10 Facts that Prove the Native Maori People of New Zealand Didn’t Go Down Without a Fight

10 Facts that Prove the Native Maori People of New Zealand Didn’t Go Down Without a Fight

Shannon Quinn - June 24, 2018

10 Facts that Prove the Native Maori People of New Zealand Didn’t Go Down Without a Fight
Samuel Marsden was the first missionary to give a Christian service to the Maori natives. Credit: nzhistory.govt.nz

A Christian Missionary Was Slaughtered

In some native cultures, Europeans were able to win people over by converting them to Christianity. In 1849, an organization called The North German Missionary Society sent a Protestant missionary named Carl Sylvius Volkner to preach the gospel to the Maori, in hopes that they would listen and become more civilized. They called this new religion “Pai Marire“, which was a mixture of Christianity and the native Maori belief system. At first, it actually worked, and people preferred Pai Marire to Catholicism, which a man named Joseph Marie Garavel had already tried to teach them in the town of Opotiki.
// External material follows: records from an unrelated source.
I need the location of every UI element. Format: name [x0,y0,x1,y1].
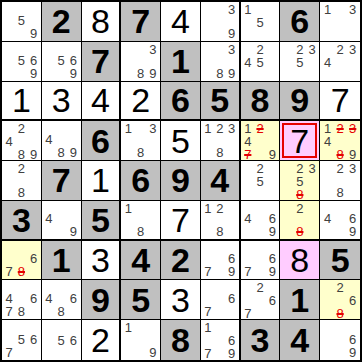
candidate-2: 2 [214,122,226,135]
cell-r7c6[interactable]: 679 [201,241,241,281]
cell-r9c8[interactable]: 4 [280,320,320,360]
candidate-9: 9 [226,67,238,80]
given-digit: 7 [91,44,110,78]
cell-r1c2[interactable]: 2 [42,2,82,42]
given-digit: 5 [210,83,229,117]
cell-r2c8[interactable]: 235 [280,42,320,82]
cell-r7c4[interactable]: 4 [121,241,161,281]
cell-r7c7[interactable]: 679 [241,241,281,281]
cell-r2c1[interactable]: 569 [2,42,42,82]
cell-r2c9[interactable]: 234 [320,42,360,82]
candidate-7: 7 [202,265,214,278]
candidate-7: 7 [3,265,15,278]
cell-r3c2[interactable]: 3 [42,82,82,122]
candidate-marks: 28 [281,202,318,238]
solved-digit: 1 [12,83,31,117]
candidate-4: 4 [321,56,334,69]
cell-r7c2[interactable]: 1 [42,241,82,281]
candidate-2: 2 [15,122,27,135]
cell-r2c2[interactable]: 569 [42,42,82,82]
given-digit: 6 [91,124,110,158]
given-digit: 1 [171,44,190,78]
candidate-8: 8 [214,67,226,80]
candidate-8: 8 [55,305,67,318]
candidate-5: 5 [15,333,27,346]
solved-digit: 5 [171,124,190,158]
candidate-9: 9 [266,265,278,278]
candidate-8: 8 [135,146,147,159]
candidate-9: 9 [67,146,79,159]
candidate-6: 6 [67,54,79,67]
cell-r7c9[interactable]: 5 [320,241,360,281]
candidate-6: 6 [67,334,79,347]
cell-r9c3[interactable]: 2 [82,320,122,360]
candidate-marks: 235 [281,43,318,80]
candidate-marks: 268 [321,281,359,318]
cell-r7c3[interactable]: 3 [82,241,122,281]
candidate-1: 1 [321,3,334,16]
candidate-marks: 1679 [202,321,238,359]
candidate-9: 9 [67,225,79,238]
cell-r3c9[interactable]: 7 [320,82,360,122]
cell-r1c5[interactable]: 4 [161,2,201,42]
candidate-marks: 28 [3,162,40,199]
candidate-marks: 569 [3,43,40,80]
cell-r1c1[interactable]: 59 [2,2,42,42]
candidate-7: 7 [202,347,214,360]
candidate-marks: 267 [242,281,279,318]
candidate-4: 4 [3,135,15,148]
candidate-8: 8 [15,305,27,318]
candidate-2: 2 [15,162,27,175]
candidate-7: 7 [242,265,254,278]
candidate-2: 2 [334,281,347,294]
candidate-marks: 18 [122,202,159,238]
candidate-marks: 59 [3,3,40,40]
candidate-marks: 123489 [321,122,359,159]
cell-r3c3[interactable]: 4 [82,82,122,122]
candidate-9: 9 [266,225,278,238]
cell-r5c5[interactable]: 9 [161,161,201,201]
cell-r8c8[interactable]: 1 [280,280,320,320]
solved-digit: 4 [91,83,110,117]
candidate-2: 2 [294,202,306,215]
cell-r8c2[interactable]: 468 [42,280,82,320]
candidate-6: 6 [266,212,278,225]
cell-r4c6[interactable]: 1238 [201,121,241,161]
candidate-9: 9 [67,67,79,80]
candidate-8: 8 [214,225,226,238]
cell-r3c8[interactable]: 9 [280,82,320,122]
candidate-6: 6 [226,292,238,305]
given-digit: 7 [52,163,71,197]
eliminated-candidate-2: 2 [334,122,347,135]
candidate-6: 6 [28,292,40,305]
candidate-8: 8 [135,67,147,80]
sudoku-board: 5928743915613569569738913892452352341342… [0,0,362,362]
cell-r9c5[interactable]: 8 [161,320,201,360]
candidate-1: 1 [242,3,254,16]
candidate-8: 8 [135,225,147,238]
candidate-2: 2 [254,281,266,294]
candidate-8: 8 [55,146,67,159]
candidate-2: 2 [334,43,347,56]
candidate-marks: 1238 [202,122,238,159]
candidate-5: 5 [15,14,27,27]
solved-digit: 8 [290,243,309,277]
candidate-9: 9 [346,225,359,238]
given-digit: 3 [251,323,270,357]
eliminated-candidate-8: 8 [15,265,27,278]
candidate-9: 9 [226,265,238,278]
candidate-1: 1 [122,122,134,135]
given-digit: 9 [290,83,309,117]
candidate-1: 1 [122,321,134,334]
solved-digit: 4 [171,4,190,38]
cell-r5c3[interactable]: 1 [82,161,122,201]
candidate-4: 4 [321,212,334,225]
candidate-marks: 234 [321,43,359,80]
cell-r2c6[interactable]: 389 [201,42,241,82]
candidate-marks: 25 [242,162,279,199]
candidate-3: 3 [346,43,359,56]
solved-digit: 8 [91,4,110,38]
cell-r6c3[interactable]: 5 [82,201,122,241]
solved-digit: 7 [171,203,190,237]
candidate-9: 9 [346,346,359,359]
solved-digit: 3 [91,243,110,277]
candidate-marks: 138 [122,122,159,159]
candidate-5: 5 [55,334,67,347]
candidate-1: 1 [202,321,214,334]
cell-r6c6[interactable]: 128 [201,201,241,241]
eliminated-candidate-3: 3 [346,122,359,135]
given-digit: 5 [91,203,110,237]
cell-r2c5[interactable]: 1 [161,42,201,82]
candidate-3: 3 [306,43,318,56]
candidate-marks: 12479 [242,122,279,159]
candidate-marks: 69 [321,321,359,359]
cell-r7c1[interactable]: 678 [2,241,42,281]
cell-r7c5[interactable]: 2 [161,241,201,281]
given-digit: 2 [52,4,71,38]
cell-r5c6[interactable]: 4 [201,161,241,201]
candidate-3: 3 [226,122,238,135]
candidate-marks: 389 [202,43,238,80]
candidate-1: 1 [202,122,214,135]
cell-r6c2[interactable]: 49 [42,201,82,241]
given-digit: 6 [290,4,309,38]
cell-r1c9[interactable]: 13 [320,2,360,42]
cell-r6c1[interactable]: 3 [2,201,42,241]
cell-r4c8[interactable]: 7 [280,121,320,161]
cell-r5c7[interactable]: 25 [241,161,281,201]
candidate-marks: 39 [202,3,238,40]
given-digit: 8 [251,83,270,117]
cell-r5c8[interactable]: 2358 [280,161,320,201]
candidate-9: 9 [346,148,359,161]
candidate-marks: 469 [321,202,359,238]
cell-r5c1[interactable]: 28 [2,161,42,201]
candidate-marks: 678 [3,242,40,279]
candidate-9: 9 [226,347,238,360]
cell-r4c1[interactable]: 2489 [2,121,42,161]
candidate-2: 2 [334,162,347,175]
candidate-marks: 13 [321,3,359,40]
candidate-marks: 567 [3,321,40,359]
given-digit: 1 [52,243,71,277]
cell-r4c5[interactable]: 5 [161,121,201,161]
cell-r9c7[interactable]: 3 [241,320,281,360]
candidate-marks: 679 [202,242,238,279]
candidate-6: 6 [28,54,40,67]
cell-r1c6[interactable]: 39 [201,2,241,42]
cell-r1c4[interactable]: 7 [121,2,161,42]
candidate-7: 7 [3,346,15,359]
candidate-3: 3 [226,43,238,56]
cell-r6c8[interactable]: 28 [280,201,320,241]
candidate-8: 8 [15,186,27,199]
solved-digit: 3 [52,83,71,117]
solved-digit: 2 [91,323,110,357]
cell-r6c7[interactable]: 469 [241,201,281,241]
candidate-8: 8 [214,146,226,159]
cell-r1c7[interactable]: 15 [241,2,281,42]
cell-r8c9[interactable]: 268 [320,280,360,320]
cell-r6c4[interactable]: 18 [121,201,161,241]
cell-r4c9[interactable]: 123489 [320,121,360,161]
eliminated-candidate-8: 8 [294,188,306,201]
candidate-marks: 389 [122,43,159,80]
cell-r3c1[interactable]: 1 [2,82,42,122]
candidate-5: 5 [55,54,67,67]
cell-r8c3[interactable]: 9 [82,280,122,320]
candidate-4: 4 [43,292,55,305]
candidate-marks: 4678 [3,281,40,318]
candidate-6: 6 [67,292,79,305]
cell-r9c9[interactable]: 69 [320,320,360,360]
given-digit: 4 [210,163,229,197]
eliminated-candidate-7: 7 [242,148,254,161]
given-digit: 9 [91,283,110,317]
candidate-5: 5 [254,16,266,29]
candidate-6: 6 [266,294,278,307]
candidate-marks: 2358 [281,162,318,199]
cell-r2c3[interactable]: 7 [82,42,122,82]
candidate-marks: 49 [43,202,80,238]
candidate-4: 4 [43,133,55,146]
candidate-marks: 2489 [3,122,40,159]
candidate-marks: 56 [43,321,80,359]
candidate-marks: 15 [242,3,279,40]
candidate-marks: 128 [202,202,238,238]
candidate-7: 7 [242,307,254,320]
cell-r9c6[interactable]: 1679 [201,320,241,360]
candidate-marks: 489 [43,122,80,159]
cell-r8c7[interactable]: 267 [241,280,281,320]
candidate-6: 6 [28,252,40,265]
candidate-2: 2 [214,202,226,215]
candidate-7: 7 [3,305,15,318]
candidate-1: 1 [122,202,134,215]
candidate-8: 8 [15,148,27,161]
candidate-3: 3 [147,122,159,135]
candidate-4: 4 [242,56,254,69]
candidate-3: 3 [306,162,318,175]
candidate-8: 8 [334,186,347,199]
candidate-4: 4 [242,212,254,225]
candidate-6: 6 [28,333,40,346]
candidate-5: 5 [254,56,266,69]
candidate-7: 7 [202,305,214,318]
cell-r6c9[interactable]: 469 [320,201,360,241]
given-digit: 7 [131,4,150,38]
candidate-3: 3 [147,43,159,56]
candidate-marks: 67 [202,281,238,318]
candidate-marks: 679 [242,242,279,279]
candidate-5: 5 [254,175,266,188]
cell-r2c7[interactable]: 245 [241,42,281,82]
candidate-3: 3 [346,162,359,175]
eliminated-candidate-8: 8 [334,148,347,161]
given-digit: 8 [171,323,190,357]
given-digit: 6 [131,163,150,197]
cell-r6c5[interactable]: 7 [161,201,201,241]
solved-digit: 2 [131,83,150,117]
candidate-9: 9 [28,67,40,80]
given-digit: 6 [171,83,190,117]
given-digit: 4 [131,243,150,277]
candidate-9: 9 [147,67,159,80]
cell-r4c7[interactable]: 12479 [241,121,281,161]
cell-r5c4[interactable]: 6 [121,161,161,201]
solved-digit: 7 [331,83,350,117]
cell-r9c2[interactable]: 56 [42,320,82,360]
candidate-4: 4 [43,212,55,225]
cell-r9c4[interactable]: 19 [121,320,161,360]
solved-digit: 1 [91,163,110,197]
given-digit: 2 [171,243,190,277]
candidate-marks: 468 [43,281,80,318]
candidate-9: 9 [28,27,40,40]
candidate-1: 1 [202,202,214,215]
cell-r1c8[interactable]: 6 [280,2,320,42]
cell-r2c4[interactable]: 389 [121,42,161,82]
given-digit: 1 [290,283,309,317]
solved-digit: 3 [171,283,190,317]
cell-r8c6[interactable]: 67 [201,280,241,320]
cell-r4c3[interactable]: 6 [82,121,122,161]
given-digit: 4 [290,323,309,357]
candidate-marks: 569 [43,43,80,80]
candidate-4: 4 [321,135,334,148]
cell-r5c9[interactable]: 238 [320,161,360,201]
candidate-3: 3 [346,3,359,16]
given-digit: 5 [131,283,150,317]
eliminated-candidate-8: 8 [294,225,306,238]
eliminated-candidate-8: 8 [334,307,347,320]
candidate-marks: 469 [242,202,279,238]
candidate-5: 5 [294,56,306,69]
candidate-5: 5 [15,54,27,67]
solved-digit: 7 [290,124,309,158]
cell-r3c6[interactable]: 5 [201,82,241,122]
cell-r1c3[interactable]: 8 [82,2,122,42]
given-digit: 5 [331,243,350,277]
candidate-2: 2 [254,43,266,56]
cell-r3c5[interactable]: 6 [161,82,201,122]
candidate-marks: 245 [242,43,279,80]
cell-r3c4[interactable]: 2 [121,82,161,122]
given-digit: 9 [171,163,190,197]
candidate-6: 6 [346,212,359,225]
cell-r8c4[interactable]: 5 [121,280,161,320]
candidate-9: 9 [266,148,278,161]
given-digit: 3 [12,203,31,237]
cell-r7c8[interactable]: 8 [280,241,320,281]
candidate-9: 9 [28,148,40,161]
cell-r9c1[interactable]: 567 [2,320,42,360]
candidate-marks: 19 [122,321,159,359]
cell-r3c7[interactable]: 8 [241,82,281,122]
candidate-marks: 238 [321,162,359,199]
cell-r4c2[interactable]: 489 [42,121,82,161]
cell-r8c1[interactable]: 4678 [2,280,42,320]
cell-r4c4[interactable]: 138 [121,121,161,161]
candidate-9: 9 [226,27,238,40]
candidate-9: 9 [147,346,159,359]
candidate-2: 2 [294,43,306,56]
cell-r5c2[interactable]: 7 [42,161,82,201]
cell-r8c5[interactable]: 3 [161,280,201,320]
eliminated-candidate-2: 2 [254,122,266,135]
candidate-3: 3 [226,3,238,16]
candidate-6: 6 [346,294,359,307]
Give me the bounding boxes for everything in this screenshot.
So, Garavel was kicked out, and Volkner was allowed to live with one of the tribes. He even built a church where he was able to deliver his sermons to the people.

10 Facts that Prove the Native Maori People of New Zealand Didn’t Go Down Without a Fight
Photo of Carl Volkner with his Bible. Credit: nzhistory.govt.nz

During this time, the tribes on the East Coast of New Zealand were debating amongst themselves how they should deal with the hostility among them. The inner-tribal warfare had gotten really bad, because some of the groups were working with the English government, while others were staying loyal to their culture. To make matters, worse, the European settlers were spreading diseases like Typhoid Fever, and the natives had no way to combat the disease.
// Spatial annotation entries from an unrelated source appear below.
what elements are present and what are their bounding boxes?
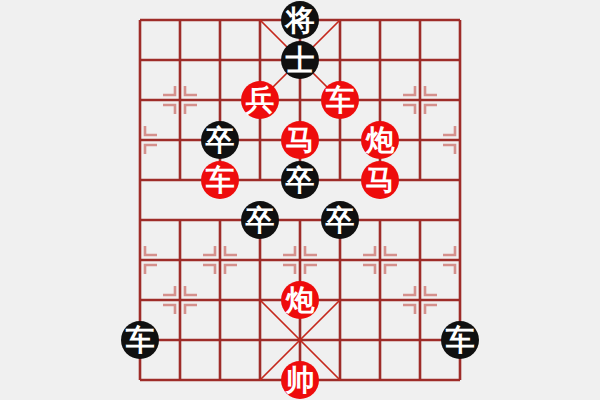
xiangqi-board-screen: 将士兵车卒马炮车卒马卒卒炮车车帅	[0, 0, 600, 400]
piece-black-advisor[interactable]: 士	[281, 41, 319, 79]
piece-black-soldier-4[interactable]: 卒	[321, 201, 359, 239]
piece-red-general[interactable]: 帅	[281, 361, 319, 399]
piece-black-soldier-2[interactable]: 卒	[281, 161, 319, 199]
piece-black-chariot-1[interactable]: 车	[121, 321, 159, 359]
piece-red-horse-1[interactable]: 马	[281, 121, 319, 159]
piece-black-soldier-1[interactable]: 卒	[201, 121, 239, 159]
pieces-layer: 将士兵车卒马炮车卒马卒卒炮车车帅	[120, 0, 480, 400]
piece-red-chariot-1[interactable]: 车	[321, 81, 359, 119]
piece-black-soldier-3[interactable]: 卒	[241, 201, 279, 239]
piece-black-chariot-2[interactable]: 车	[441, 321, 479, 359]
piece-red-horse-2[interactable]: 马	[361, 161, 399, 199]
piece-red-chariot-2[interactable]: 车	[201, 161, 239, 199]
piece-red-cannon-2[interactable]: 炮	[281, 281, 319, 319]
piece-red-soldier-1[interactable]: 兵	[241, 81, 279, 119]
piece-red-cannon-1[interactable]: 炮	[361, 121, 399, 159]
piece-black-general[interactable]: 将	[281, 1, 319, 39]
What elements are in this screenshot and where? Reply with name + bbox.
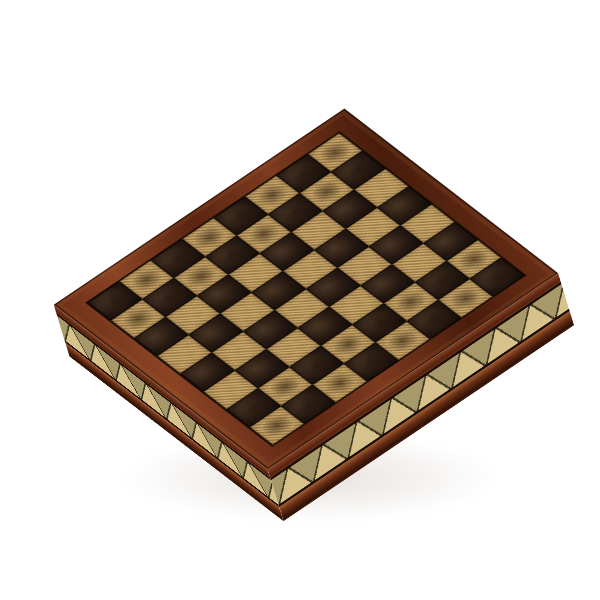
- product-photo: ♜♞♝♛♚♝♞♜♟♟♟♟♟♟♟♟♟♟♟♟♟♟♟♟♜♞♝♛♚♝♞♜: [0, 0, 600, 600]
- chessboard: ♜♞♝♛♚♝♞♜♟♟♟♟♟♟♟♟♟♟♟♟♟♟♟♟♜♞♝♛♚♝♞♜: [54, 109, 559, 470]
- copper-dome: [126, 278, 151, 299]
So much was going wrong, they needed someone to blame. They started to suspect that Volkner might be a spy for the English government. Joseph Marie Garavel was still angry about being kicked out of his position, so he lied and said he could confirm that Volkner was truly writing letters to the government and selling them out. The tribe in Opotiki felt betrayed. The beheaded Volkner near the altar of the church, gouged out his eyeballs, and ate them.